S. LONGINO

16 OttobreGuglia Transetto Nord-G7
Santo protettore: ciechi, militari. Emblema: lancia, ampolla con sangue di Gesù

Data di ricorrenza:

15 marzo – 16 ottobre


Etimologia:

Il nome Longino deriva dal latino Longinus, che a sua volta è un soprannome basato sull’aggettivo longus, che significa “lungo” o “alto”.


La statua in cima alla Guglia G7 raffigura Quinto Cassio Longino, soldato, martire e infine Santo. La sua è una storia fatta di redenzione e rivelazione: secondo la tradizione cristiana Longino è il soldato romano che trafisse il costato di Gesù in croce per accertarne la morte. Illuminato dalla Grazia di Cristo, si accorse che l’uomo crocifisso era davvero il figlio di Dio ed esclamò con forza: ‹‹costui veramente era il figlio di Dio!››, sola voce fuori dal coro tra gli schiamazzi e le ingiurie di tutti. Nei Vangeli viene chiamato semplicemente soldato, mentre nel testo Apocrifo “Atti di Pilato” è indicato proprio con il nome Longinus, oggi santo venerato sia dalla religione Cattolica che da quella Ortodossa.

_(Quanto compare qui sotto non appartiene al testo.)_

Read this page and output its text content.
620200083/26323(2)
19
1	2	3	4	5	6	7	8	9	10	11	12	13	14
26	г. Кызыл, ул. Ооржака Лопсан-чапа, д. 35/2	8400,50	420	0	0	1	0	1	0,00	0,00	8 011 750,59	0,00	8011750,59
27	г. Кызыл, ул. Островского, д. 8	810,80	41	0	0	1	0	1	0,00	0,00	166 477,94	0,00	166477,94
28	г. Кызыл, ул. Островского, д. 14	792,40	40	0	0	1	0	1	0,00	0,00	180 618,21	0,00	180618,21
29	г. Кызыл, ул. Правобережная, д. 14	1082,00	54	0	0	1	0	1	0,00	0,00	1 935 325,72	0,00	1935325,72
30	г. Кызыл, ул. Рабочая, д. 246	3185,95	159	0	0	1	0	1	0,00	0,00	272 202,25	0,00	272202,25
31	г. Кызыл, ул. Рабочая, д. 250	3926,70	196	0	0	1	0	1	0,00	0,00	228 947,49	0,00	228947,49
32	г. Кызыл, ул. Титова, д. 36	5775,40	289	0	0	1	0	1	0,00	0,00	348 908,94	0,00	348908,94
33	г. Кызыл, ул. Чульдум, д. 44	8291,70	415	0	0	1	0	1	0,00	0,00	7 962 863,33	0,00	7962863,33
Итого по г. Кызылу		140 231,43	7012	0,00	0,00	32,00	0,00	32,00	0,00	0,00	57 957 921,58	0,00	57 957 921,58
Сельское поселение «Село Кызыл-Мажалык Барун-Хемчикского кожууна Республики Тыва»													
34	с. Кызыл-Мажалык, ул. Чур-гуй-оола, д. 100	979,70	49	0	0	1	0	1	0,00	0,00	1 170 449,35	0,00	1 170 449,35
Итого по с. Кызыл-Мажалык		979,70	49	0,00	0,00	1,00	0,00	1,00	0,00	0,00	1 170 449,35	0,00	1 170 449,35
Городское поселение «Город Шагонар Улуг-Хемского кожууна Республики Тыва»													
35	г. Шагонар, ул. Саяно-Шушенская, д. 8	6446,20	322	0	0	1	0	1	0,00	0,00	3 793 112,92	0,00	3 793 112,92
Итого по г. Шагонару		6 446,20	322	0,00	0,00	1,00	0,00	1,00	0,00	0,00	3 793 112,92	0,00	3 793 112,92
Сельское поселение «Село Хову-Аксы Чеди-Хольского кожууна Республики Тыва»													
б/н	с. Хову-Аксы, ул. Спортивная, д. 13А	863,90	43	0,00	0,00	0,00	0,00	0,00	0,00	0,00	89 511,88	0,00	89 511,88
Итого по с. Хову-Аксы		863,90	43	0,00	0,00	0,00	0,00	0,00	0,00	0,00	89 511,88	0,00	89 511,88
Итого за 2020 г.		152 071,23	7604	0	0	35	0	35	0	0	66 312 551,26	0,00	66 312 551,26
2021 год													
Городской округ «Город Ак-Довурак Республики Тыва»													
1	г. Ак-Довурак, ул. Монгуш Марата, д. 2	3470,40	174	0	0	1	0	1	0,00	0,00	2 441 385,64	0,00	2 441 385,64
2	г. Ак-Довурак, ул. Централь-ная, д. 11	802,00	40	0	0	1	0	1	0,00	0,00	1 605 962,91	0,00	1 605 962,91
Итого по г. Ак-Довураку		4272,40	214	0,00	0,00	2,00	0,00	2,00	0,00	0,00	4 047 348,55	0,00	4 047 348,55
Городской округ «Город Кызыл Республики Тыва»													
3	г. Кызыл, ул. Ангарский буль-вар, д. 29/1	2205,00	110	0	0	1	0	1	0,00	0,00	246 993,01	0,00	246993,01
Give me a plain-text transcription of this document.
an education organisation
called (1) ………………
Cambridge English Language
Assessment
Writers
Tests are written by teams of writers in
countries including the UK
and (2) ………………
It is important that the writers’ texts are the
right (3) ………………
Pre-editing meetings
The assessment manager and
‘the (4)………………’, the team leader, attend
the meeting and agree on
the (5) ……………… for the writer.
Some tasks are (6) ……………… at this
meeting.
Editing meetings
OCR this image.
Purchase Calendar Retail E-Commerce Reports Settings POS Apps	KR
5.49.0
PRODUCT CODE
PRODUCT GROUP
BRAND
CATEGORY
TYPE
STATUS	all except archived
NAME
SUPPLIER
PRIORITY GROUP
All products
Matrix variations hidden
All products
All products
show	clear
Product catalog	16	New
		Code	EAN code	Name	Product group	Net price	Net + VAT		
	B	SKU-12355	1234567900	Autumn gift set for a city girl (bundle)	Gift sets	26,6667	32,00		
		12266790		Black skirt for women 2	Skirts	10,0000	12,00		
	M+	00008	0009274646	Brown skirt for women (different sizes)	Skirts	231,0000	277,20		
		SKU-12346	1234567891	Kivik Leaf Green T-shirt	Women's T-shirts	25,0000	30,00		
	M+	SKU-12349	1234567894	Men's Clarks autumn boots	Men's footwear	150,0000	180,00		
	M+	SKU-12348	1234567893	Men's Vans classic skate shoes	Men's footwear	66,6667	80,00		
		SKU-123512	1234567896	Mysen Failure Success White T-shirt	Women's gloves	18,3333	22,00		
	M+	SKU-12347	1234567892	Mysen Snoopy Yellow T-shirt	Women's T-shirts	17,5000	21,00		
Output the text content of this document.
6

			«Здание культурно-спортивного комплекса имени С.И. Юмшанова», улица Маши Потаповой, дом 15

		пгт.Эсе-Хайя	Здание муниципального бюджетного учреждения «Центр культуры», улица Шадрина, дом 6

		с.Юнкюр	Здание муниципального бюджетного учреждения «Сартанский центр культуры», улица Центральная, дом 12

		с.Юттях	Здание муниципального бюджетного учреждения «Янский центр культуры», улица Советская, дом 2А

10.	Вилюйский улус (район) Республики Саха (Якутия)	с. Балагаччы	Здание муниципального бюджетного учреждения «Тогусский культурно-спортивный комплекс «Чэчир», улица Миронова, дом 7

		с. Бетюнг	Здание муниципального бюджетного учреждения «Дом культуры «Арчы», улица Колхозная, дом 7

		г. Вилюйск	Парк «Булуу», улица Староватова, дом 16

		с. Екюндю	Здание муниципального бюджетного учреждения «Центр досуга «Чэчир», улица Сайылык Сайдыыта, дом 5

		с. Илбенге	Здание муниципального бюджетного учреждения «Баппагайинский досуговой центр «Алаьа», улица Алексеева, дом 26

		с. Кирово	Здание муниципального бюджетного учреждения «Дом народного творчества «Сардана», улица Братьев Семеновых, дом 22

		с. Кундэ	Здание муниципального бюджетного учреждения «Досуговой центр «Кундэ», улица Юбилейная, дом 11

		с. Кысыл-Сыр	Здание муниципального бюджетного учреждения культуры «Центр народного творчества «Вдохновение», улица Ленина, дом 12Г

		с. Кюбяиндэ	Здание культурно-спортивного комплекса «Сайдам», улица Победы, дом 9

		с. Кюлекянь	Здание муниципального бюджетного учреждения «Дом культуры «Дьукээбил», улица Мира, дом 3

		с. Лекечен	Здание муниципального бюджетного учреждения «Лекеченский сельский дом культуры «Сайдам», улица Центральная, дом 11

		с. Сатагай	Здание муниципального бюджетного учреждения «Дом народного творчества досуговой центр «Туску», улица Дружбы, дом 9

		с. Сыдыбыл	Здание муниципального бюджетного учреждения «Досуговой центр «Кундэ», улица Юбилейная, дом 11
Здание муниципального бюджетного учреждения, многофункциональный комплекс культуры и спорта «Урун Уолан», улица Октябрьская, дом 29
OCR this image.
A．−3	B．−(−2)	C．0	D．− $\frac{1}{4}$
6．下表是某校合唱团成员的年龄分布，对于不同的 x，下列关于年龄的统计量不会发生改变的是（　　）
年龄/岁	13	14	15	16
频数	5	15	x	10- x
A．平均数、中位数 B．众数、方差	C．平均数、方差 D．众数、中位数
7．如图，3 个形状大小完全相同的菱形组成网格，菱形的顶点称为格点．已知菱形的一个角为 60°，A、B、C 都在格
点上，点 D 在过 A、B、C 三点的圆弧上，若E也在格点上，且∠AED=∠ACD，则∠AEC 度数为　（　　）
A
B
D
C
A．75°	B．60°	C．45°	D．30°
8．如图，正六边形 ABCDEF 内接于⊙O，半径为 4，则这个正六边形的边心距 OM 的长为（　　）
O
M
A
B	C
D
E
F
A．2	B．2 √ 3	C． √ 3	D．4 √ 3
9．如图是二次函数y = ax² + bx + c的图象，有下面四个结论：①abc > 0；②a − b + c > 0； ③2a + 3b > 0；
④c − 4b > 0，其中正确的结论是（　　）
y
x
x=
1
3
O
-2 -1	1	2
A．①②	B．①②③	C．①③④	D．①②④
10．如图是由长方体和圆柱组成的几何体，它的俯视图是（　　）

Una tradizione medievale ci racconta che la linfa che fluiva dal costato di Cristo lo guarì da una malattia alla vista, portandolo alla conversione. Morì martire decapitato a Cesarea di Cappadocia, di cui fu primo evangelizzatore. Il Martirologio Romano oggi lo celebra il 16 ottobre uniformandosi così alla buona parte delle Chiese oriental. Nella Diocesi di Mantova la sua memoria si celebra il 15 marzo.


Le vicende della statua nel Cantiere Duomo:

La statua di San Longino guarda a nord-est e fu originariamente realizzata dallo scultore varesino Pompeo Marchesi il quale si occupò sia del modello in gesso, oggi conservato presso il Museo del Duomo di Milano, sia della copia marmorea definitiva, quest’ultima conclusa nel 1833. L’originale è oggi conservata presso il Cantiere Marmisti della Veneranda Fabbrica, mentre sulla cima della guglia G7 è stata posizionata una fedele copia del 1956. Vari documenti d’archivio che attestano Pompeo Marchesi quale autore della statua originale, come ad esempio il documento in cui lo scultore richiede il pagamento a seguito della realizzazione del lavoro; oppure la richiesta di marmo per la realizzazione della statua (all’interno vi è anche la conferma che il modello lo ha realizzato lui stesso).